I smiled, and then Jaclyn and I wrapped Sophie in a hug.

---

Chapter 9

Jaclyn pulled her car into her usual spot in front of her house. It was 3:46 AM, and we were exhausted. The night had been great, but it was tiring.

“I think I’m ready,” Sophie told us when we had all exited the car. “Can we do it before bed? I want to start the new day the right way.”

Jaclyn and I both glanced at each other, unsure what she was talking about. Sophie must have understood our look.

“I want the memories,” she explained. “I’m ready now. I don’t need the other ones.”

My eyes opened wide in understanding as I saw the same look of understanding on Jaclyn’s face. I had forgotten that Sophie wasn’t there when we gave everyone else new memories of me.

“You don’t lose the old ones,” I told her, smiling in what I hoped was a comforting look. “You get new ones, but you can still remember the old.”

Sophie looked relieved.

“I’m sorry I never noticed,” I told her. “I’m sorry I was a blind little boy.”

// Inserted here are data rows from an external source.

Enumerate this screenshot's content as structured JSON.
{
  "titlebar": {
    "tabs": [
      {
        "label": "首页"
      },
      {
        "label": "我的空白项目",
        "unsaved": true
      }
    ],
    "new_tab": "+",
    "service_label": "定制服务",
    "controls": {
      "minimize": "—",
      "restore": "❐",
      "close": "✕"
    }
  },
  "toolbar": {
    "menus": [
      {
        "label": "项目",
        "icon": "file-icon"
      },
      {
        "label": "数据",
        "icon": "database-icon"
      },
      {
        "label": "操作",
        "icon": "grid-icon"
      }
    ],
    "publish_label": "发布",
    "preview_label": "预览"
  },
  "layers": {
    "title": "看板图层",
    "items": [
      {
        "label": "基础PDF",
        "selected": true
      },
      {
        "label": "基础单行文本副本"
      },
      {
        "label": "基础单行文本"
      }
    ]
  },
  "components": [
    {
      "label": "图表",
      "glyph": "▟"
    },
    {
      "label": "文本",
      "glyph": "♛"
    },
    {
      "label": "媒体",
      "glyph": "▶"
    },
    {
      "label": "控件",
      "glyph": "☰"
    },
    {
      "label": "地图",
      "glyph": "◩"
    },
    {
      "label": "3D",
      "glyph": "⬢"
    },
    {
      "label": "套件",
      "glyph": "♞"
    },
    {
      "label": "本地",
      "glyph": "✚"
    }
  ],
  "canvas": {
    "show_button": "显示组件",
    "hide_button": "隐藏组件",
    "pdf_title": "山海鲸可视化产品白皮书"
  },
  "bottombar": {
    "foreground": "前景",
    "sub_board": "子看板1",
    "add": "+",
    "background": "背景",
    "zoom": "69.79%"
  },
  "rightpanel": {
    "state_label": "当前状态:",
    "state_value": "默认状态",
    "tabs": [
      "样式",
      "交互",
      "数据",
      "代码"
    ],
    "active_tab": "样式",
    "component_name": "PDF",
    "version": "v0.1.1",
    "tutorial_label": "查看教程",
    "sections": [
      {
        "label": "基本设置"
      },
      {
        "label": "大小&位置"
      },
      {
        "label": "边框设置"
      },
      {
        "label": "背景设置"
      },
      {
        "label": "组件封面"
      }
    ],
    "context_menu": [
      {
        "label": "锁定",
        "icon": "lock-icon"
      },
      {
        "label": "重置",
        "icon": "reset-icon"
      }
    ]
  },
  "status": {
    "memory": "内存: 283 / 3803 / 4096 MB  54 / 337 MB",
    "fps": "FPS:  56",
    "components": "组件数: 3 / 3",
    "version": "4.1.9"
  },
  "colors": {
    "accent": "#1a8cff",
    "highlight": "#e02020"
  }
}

Sophie chuckled this time.

“You were pretty naïve,” she told me, chuckling lightly. “You couldn’t see what was right in front of you. But tonight I have realized that Harper is a true friend, and the whole healing process tonight has made me realize that you are who you are meant to be and Barry was never meant for me.”

I stood there, mouth agape, unsure how to respond.

Sophie laughed and hugged me. Jaclyn wrapped her arms around us too.

“Do it,” Sophie said in our embrace.

“My life is new.
My memories are too.
You remember the old.
Now remember the new.”

We continued in our hug, but Sophie pulled us in tighter, kissing me softly on the cheek. It was a sister’s kiss, not a girlfriend’s kiss.

“I missed you guys,” she cried into our shoulders, and I did the same thing.

I had known Jaclyn and Sophie my entire life, and I couldn’t imagine a day without them. We were true sisters now, connected by more than just our friendship or our love for each other.

We were a coven, and we had broken the darkness and found the light.